In “Annie Hall,” when they go to LA, at a party at Paul Simon’s house, one “Hollywood player” is heard saying to another, “Right now it’s just a notion, but I think I can get the money to make it a concept, and later turn it into an idea.” We know that the recent Star Wars movie “Rogue One” was greenlit by Disney based on John Knoll pitching them on “a movie about the spies who steal the Death Star plans.” Well, “a movie about the spies who steal the Death Star plans” isn’t an idea. It isn’t even a concept; it’s a notion. If an outsider had this notion and tried to present it to studio executives, first, he’d be turned away at the gate, he’d never even have the opportunity to deliver the pitch (and a single sentence isn’t even substantial enough to qualify as a pitch).

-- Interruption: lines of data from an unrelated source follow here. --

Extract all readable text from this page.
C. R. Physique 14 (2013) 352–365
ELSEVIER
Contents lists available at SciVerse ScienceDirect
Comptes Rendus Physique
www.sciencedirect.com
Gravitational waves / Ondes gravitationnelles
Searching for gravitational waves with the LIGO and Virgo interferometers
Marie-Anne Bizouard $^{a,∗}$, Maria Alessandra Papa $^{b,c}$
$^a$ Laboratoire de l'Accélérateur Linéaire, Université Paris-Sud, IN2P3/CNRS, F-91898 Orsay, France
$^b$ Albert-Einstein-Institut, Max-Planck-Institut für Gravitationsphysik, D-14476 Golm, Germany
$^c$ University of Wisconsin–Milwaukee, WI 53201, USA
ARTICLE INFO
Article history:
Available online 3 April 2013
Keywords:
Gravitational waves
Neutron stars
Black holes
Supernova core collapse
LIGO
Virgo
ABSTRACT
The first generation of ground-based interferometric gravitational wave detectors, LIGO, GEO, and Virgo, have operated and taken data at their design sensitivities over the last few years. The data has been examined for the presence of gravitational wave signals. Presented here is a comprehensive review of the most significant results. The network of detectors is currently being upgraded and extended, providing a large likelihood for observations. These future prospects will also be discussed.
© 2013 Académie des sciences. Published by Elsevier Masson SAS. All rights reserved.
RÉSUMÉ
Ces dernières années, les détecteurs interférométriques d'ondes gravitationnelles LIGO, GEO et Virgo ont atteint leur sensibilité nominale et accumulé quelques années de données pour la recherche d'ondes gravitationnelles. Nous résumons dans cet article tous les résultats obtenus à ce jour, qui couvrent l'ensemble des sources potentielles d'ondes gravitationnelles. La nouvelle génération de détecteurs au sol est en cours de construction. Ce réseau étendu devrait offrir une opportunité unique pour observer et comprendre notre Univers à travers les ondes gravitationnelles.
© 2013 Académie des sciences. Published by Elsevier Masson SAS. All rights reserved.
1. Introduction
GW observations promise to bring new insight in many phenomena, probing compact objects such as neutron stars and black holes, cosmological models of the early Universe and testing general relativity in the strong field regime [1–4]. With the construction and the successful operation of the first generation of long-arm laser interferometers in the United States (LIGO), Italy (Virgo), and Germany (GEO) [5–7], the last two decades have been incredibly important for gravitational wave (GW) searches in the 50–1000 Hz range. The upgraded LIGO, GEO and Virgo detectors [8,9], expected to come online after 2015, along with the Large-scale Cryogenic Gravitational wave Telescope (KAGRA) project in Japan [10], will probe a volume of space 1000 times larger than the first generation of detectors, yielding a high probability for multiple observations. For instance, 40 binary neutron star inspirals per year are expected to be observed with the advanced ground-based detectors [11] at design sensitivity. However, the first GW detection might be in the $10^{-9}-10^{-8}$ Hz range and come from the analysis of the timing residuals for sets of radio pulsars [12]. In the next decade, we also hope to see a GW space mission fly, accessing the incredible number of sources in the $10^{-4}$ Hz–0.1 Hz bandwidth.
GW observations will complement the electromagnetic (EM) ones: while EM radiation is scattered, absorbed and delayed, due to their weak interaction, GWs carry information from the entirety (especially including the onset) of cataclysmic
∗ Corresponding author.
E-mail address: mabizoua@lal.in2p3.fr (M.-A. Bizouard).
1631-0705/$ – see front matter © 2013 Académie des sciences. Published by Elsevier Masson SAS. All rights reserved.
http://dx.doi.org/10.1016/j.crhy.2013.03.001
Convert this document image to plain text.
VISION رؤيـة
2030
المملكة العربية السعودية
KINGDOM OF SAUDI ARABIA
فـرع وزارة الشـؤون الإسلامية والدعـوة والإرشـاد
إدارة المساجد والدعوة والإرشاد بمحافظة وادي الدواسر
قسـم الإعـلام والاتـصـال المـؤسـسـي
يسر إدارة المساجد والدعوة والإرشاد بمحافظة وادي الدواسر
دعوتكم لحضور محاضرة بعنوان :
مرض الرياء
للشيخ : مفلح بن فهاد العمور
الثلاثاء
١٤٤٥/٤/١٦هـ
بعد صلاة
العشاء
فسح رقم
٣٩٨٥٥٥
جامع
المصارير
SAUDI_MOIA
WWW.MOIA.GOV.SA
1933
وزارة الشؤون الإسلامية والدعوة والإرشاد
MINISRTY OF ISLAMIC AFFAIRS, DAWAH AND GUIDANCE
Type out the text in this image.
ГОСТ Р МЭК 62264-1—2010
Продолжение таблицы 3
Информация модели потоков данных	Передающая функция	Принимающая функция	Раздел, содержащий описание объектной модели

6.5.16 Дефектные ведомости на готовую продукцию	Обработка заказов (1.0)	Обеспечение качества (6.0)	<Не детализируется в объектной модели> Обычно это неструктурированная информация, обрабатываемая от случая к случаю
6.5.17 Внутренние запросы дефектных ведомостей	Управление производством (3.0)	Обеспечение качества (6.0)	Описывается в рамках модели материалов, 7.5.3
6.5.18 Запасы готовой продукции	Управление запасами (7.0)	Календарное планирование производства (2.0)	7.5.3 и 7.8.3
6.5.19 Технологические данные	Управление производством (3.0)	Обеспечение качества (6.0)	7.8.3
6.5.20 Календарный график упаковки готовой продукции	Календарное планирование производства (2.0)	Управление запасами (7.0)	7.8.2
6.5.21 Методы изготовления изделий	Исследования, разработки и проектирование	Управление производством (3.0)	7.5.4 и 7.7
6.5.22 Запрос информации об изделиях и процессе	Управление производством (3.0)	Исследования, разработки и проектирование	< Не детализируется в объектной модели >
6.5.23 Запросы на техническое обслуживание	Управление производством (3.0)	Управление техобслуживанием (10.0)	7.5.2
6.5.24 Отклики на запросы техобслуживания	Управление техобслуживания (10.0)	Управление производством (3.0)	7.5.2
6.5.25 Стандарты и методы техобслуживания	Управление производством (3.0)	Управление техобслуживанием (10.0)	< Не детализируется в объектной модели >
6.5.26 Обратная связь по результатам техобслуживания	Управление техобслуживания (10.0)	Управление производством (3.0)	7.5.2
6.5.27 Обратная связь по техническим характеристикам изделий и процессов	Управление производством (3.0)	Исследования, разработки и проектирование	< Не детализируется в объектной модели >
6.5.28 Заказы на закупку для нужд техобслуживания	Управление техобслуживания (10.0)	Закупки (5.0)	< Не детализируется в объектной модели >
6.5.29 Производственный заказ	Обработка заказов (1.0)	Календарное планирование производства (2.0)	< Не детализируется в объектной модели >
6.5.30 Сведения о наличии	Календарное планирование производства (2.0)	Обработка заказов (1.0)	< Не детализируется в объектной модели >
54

But if he did, they’d be like, “And?” They’d immediately recognize that this phrase in no way constitutes an “idea,” at least not in the context of movie-making. They’d go, “What’s the story? What are the characters?”
Here are some notions:
A movie about the Boxer Rebellion
A movie about the Cambridge Five
A movie about the Tupac/Biggie murders
A movie about Garrett Lisi
A movie about snakeheads (Chinese people smugglers)
Any of these could be good, or bad. But good luck getting a studio to cut a check to fund your life while you write the scripts for these movies. You can’t even evaluate them, because there’s nothing to evaluate. If you had a treatment, that is, five pages or so describing what happens in the movie, who the characters are, the twists and turns along the way, etc., or, better yet, a script, then you can make a decision about which would make the better movie, but just a single line “a movie about…” tells you nothing.
That the phrase “a movie about” appears in all these notions is the giveaway. Obviously if you’re pitching a movie to studio executives, you’re going to be talking about a movie you want to make; saying “a movie about…” shouldn’t be necessary. What else would you be pitching to them, a book, a card game, a restaurant? Yet it is necessary, because the phrase, “the Boxer Rebellion” by itself is, well, nothing at all. Not even a notion. It’s just a thing that happened a long time ago.
When you’re an insider, “a movie about the spies who steal the Death Star plans” is all you need to get the studio to cut a check. Then the insider’s ability to live off the studio’s money while writing the script is lauded as persistence, whereas outsiders must write the script first and even then, usually, bupkis. It should be no surprise that the former are more productive than the latter. Economic advantages are hidden by calling them mental advantages, but isn’t it weird how those who have the most external advantages also turn out to have the most internal advantages?